Inspiration fails on Globs/Floodit

I have previously mentioned trying to find an efficient way to solve Globs/Floodit, a solitaire game.

Last night I thought I had an inspiration. Given a 25-move limit, I thought I could do "forward search" to 13 moves, record all positions in an efficient lookup structure, and then to "backward search" looking for matches. Once an (approximate) midpoint move was found, reconstructing the 13 original moves to get there would be feasible.

I coded up the forward search fairly quickly, and it turned out to be as efficient as hoped. Then I realized there was no feasible way to generate reverse moves--- duh! From the solution state, any arbitrary subset of the spots of one color might have been "unstuck" on the (N-1)th move.

So, anyway, here is what the search space looks like for a randomly-generated instance:

===== Depth 1 ===== Found 2 successor states.
===== Depth 2 ===== Found 5 successor states.
===== Depth 3 ===== Found 14 successor states.
===== Depth 4 ===== Found 45 successor states.
===== Depth 5 ===== Found 162 successor states.
===== Depth 6 ===== Found 571 successor states.
===== Depth 7 ===== Found 1920 successor states.
===== Depth 8 ===== Found 6178 successor states.
===== Depth 9 ===== Found 19074 successor states.
===== Depth 10 ===== Found 57487 successor states.
===== Depth 11 ===== Found 171833 successor states.
===== Depth 12 ===== Found 513755 successor states.
===== Depth 13 ===== Found 1533995 successor states.
===== Depth 14 ===== Found 4528198 successor states.
===== Depth 15 ===== Found 12971218 successor states.

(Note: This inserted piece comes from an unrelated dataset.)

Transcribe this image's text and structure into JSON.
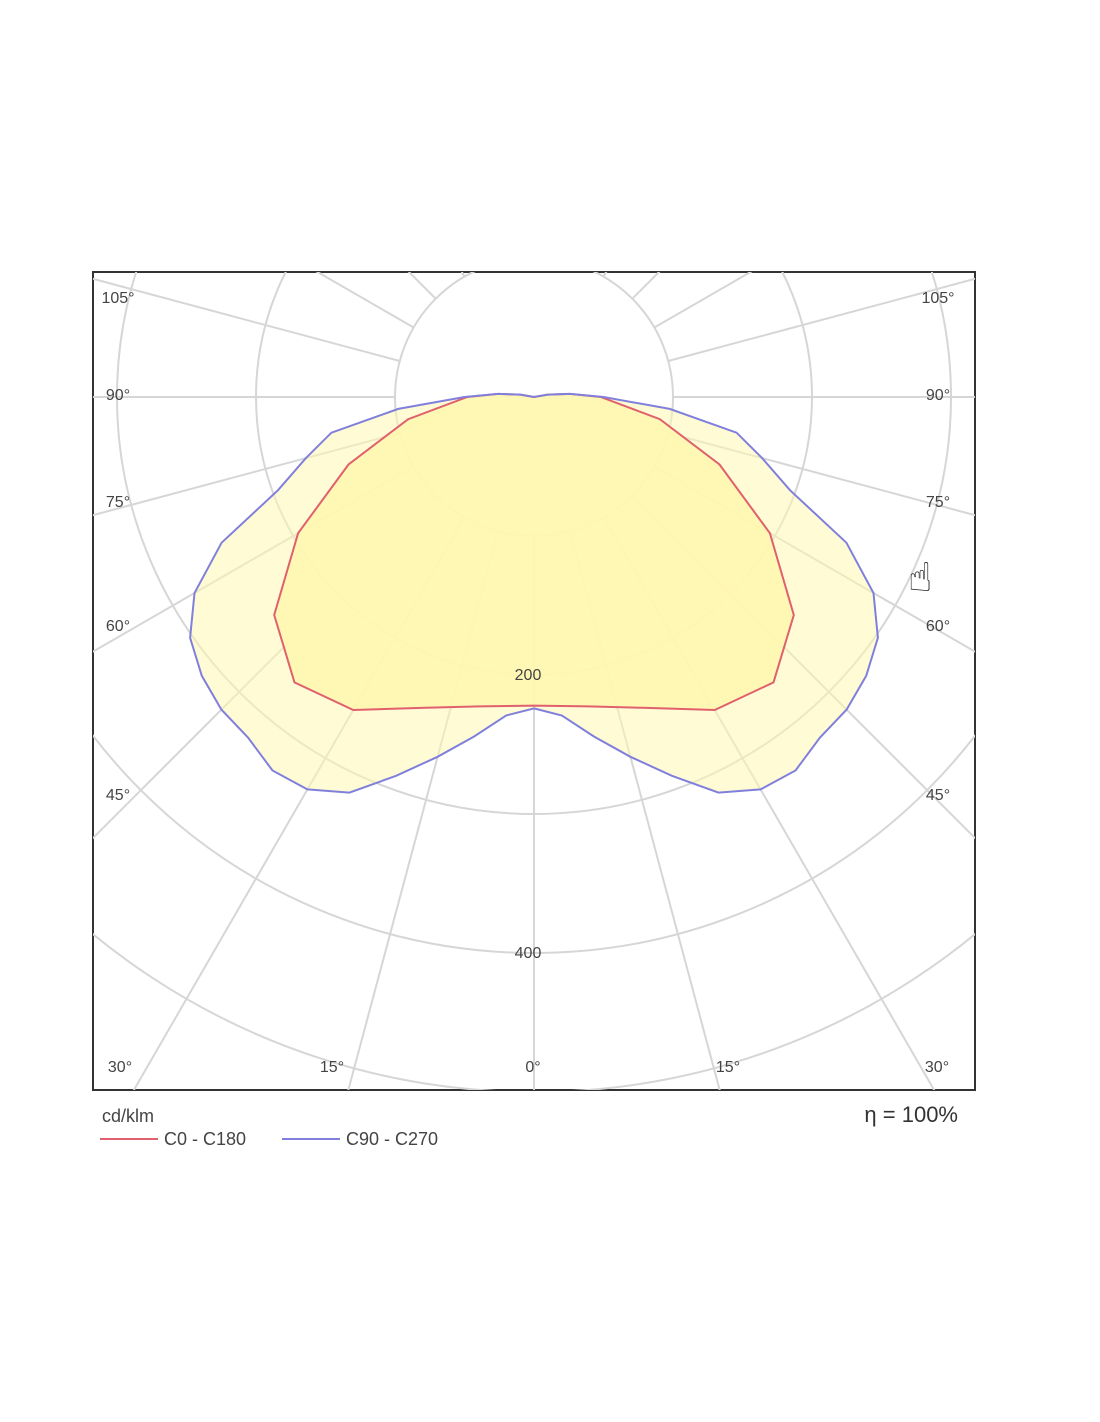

It looks like the effective branching factor is about 3 rather than 5. It should be possible to solve the problem from depth 13 or so using bounded DFS from each of the 1.5M midpoints. My algorithm found duplicates but it didn't find dominated paths, so that could help too--- bound the DFS by anything already in the midpoint set. Reverse search, had it been feasible, would really have cut down the search time, though.